**this is an old post of mine that I drafted over the summer after my first FET. Figured I’d share it now. I did not post it in “real time” because I didn’t want to jynx anything. This was the FET that resulted in my 3rd miscarriage. I sounded so happy and optimistic below, sigh…***
When I first started blogging I told myself to try to stay away from my personal medical details, but once I got thrown into the realm of IVF I feel myself crossing the boundary between sharing and oversharing! Full disclosure, I get pretty blunt here- but not too graphic or anything. The purpose isn’t to scare you about transfers, but rather to provide some comic relief to this whole thing! Something where you can say, “glad that didn’t happen to me!”
Ok, so my transfer is a frozen embryo transfer. To prep my uterus for this, I have to take estrogen pills, no big deal, and then after 2 weeks or so, add progesterone. Injections. In the butt. Every day. The needle is larger and thicker than the needles I used for the stim part of IVF! (That’s because the stim meds were given subcutaneously and not intramuscularly). The progesterone is in oil so it doesn’t go in as easily. This was and is so daunting. Every time I do these injections I am sweating by the time I am done. Some things that help is to roll the syringe in my hands before injecting. This warms the oil solution and makes it more liquidy. Another thing I do is inject slowly. Some people like to just push the whole thing in and get it over with, but not me. Once the needle is in, I don’t mind leaving it there a few extra seconds. I can actually feel the fluid while it’s being injected and I would rather feel that in slow increments, as opposed to one large bout of “ow!”. That’s just my personal preference. But to each their own. I also massage the area after I am done, to help with the absorption. But I still feel achy by the next day. If this is what it takes, then this is what it takes.
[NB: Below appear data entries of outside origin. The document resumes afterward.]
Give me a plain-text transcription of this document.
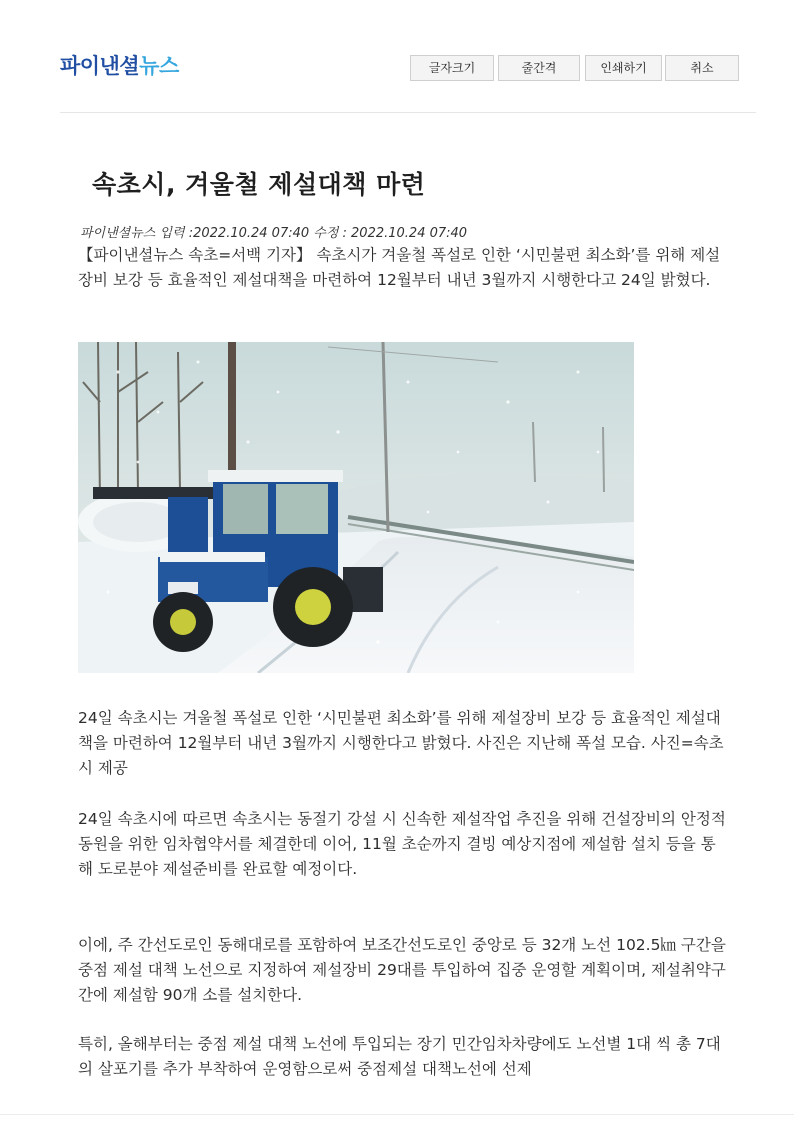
파이낸셜뉴스	글자크기	줄간격	인쇄하기	취소
속초시, 겨울철 제설대책 마련
파이낸셜뉴스 입력 :2022.10.24 07:40 수정 : 2022.10.24 07:40

【파이낸셜뉴스 속초=서백 기자】 속초시가 겨울철 폭설로 인한 ‘시민불편 최소화’를 위해 제설장비 보강 등 효율적인 제설대책을 마련하여 12월부터 내년 3월까지 시행한다고 24일 밝혔다.

24일 속초시는 겨울철 폭설로 인한 ‘시민불편 최소화’를 위해 제설장비 보강 등 효율적인 제설대책을 마련하여 12월부터 내년 3월까지 시행한다고 밝혔다. 사진은 지난해 폭설 모습. 사진=속초시 제공

24일 속초시에 따르면 속초시는 동절기 강설 시 신속한 제설작업 추진을 위해 건설장비의 안정적 동원을 위한 임차협약서를 체결한데 이어, 11월 초순까지 결빙 예상지점에 제설함 설치 등을 통해 도로분야 제설준비를 완료할 예정이다.

이에, 주 간선도로인 동해대로를 포함하여 보조간선도로인 중앙로 등 32개 노선 102.5㎞ 구간을 중점 제설 대책 노선으로 지정하여 제설장비 29대를 투입하여 집중 운영할 계획이며, 제설취약구간에 제설함 90개 소를 설치한다.

특히, 올해부터는 중점 제설 대책 노선에 투입되는 장기 민간임차차량에도 노선별 1대 씩 총 7대의 살포기를 추가 부착하여 운영함으로써 중점제설 대책노선에 선제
Next, transfer day! A day that is supposed to be so exciting, right? My husband and I enjoyed a lovely date the day before, and we went into the transfer feeling more calm than anxious. Anyway, unlike the retrieval, the transfer must be done on a FULL bladder. This helps straighten the uterus for catheter insertion and also makes it easier to view on ultrasound. FYI: going to talk a lot about pee now. So my clinic tells me to empty my bladder 1.5 hours before my retrieval. I do that. Then I’m supposed to drink 24oz of fluid to fill the bladder back up. I do that too, because, you know, I like to follow directions. Well in this case I wish I didn’t! By the time we got to the clinic I was so uncomfortable! I change into a gown and sit on the procedure chair, waiting. I can barely lie down. Docs are running late, of course. I tell my husband I don’t think I’ll be able to make it. There are so many rooms yet no doctor or nurse in sight. Hubby insists I go to the bathroom, but I don’t want to ruin anything. I’m pacing around the procedure room like a nut case and finally the doctor comes in! She says I can urinate but only for 5 seconds. So I go to the bathroom and do as I’m told. I still feel uncomfortable, but not nearly as uncomfortable as before.
The embryologist comes in and talks to us, gives us a picture of our beautiful blastocyst (yes I think it’s beautiful) and I clutch it with all my might, while using my other hand to hold my husband. The staff does a “time out,” and the procedure begins! I do have to say, I really enjoyed seeing the lil frosty go into the catheter on the screen, and then into the uterus on the ultrasound!
But then I remembered- there is still someone pressing on my bladder. In fact, the staff was surprised how full my bladder was, even AFTER letting me pee just before! When everything was finished, the first question I asked was when can I use the bathroom again. They wanted me to lie down for 10 minutes first, but one of the nurses offered to bring me a bedpan just in case I needed to go while lying down. Well guess what. Five minutes pass, and no nurse or bedpan in sight. I don’t want to get up from my chair because I was told to lie down. In a semi panic, I ask my husband to please find someone to bring me a bedpan, because there’s no way I can go the full 10 minutes without taking care of business. I try my best to hold everything in, but, alas…By the time the nurse comes in with the bedpan, the damage was done. I still ended up using the bedpan anyway, because my bladder was SO FULL. And when I got home, i urinated again! (this time on a toilet lol). But what was supposed to be a calm and heartwarming experience was definitely heart-warming, but also…messy.
Of course on my way home I keep checking through Dr. Google… and I saw recommended fluid intake of 16-20 oz of fluid, not 24 oz!!! Hopefully I won’t have to do this again in a long time, but for my next transfer, whenever that may be, I am NOT drinking the full 24 oz of water before. And I am bringing my own bedpan.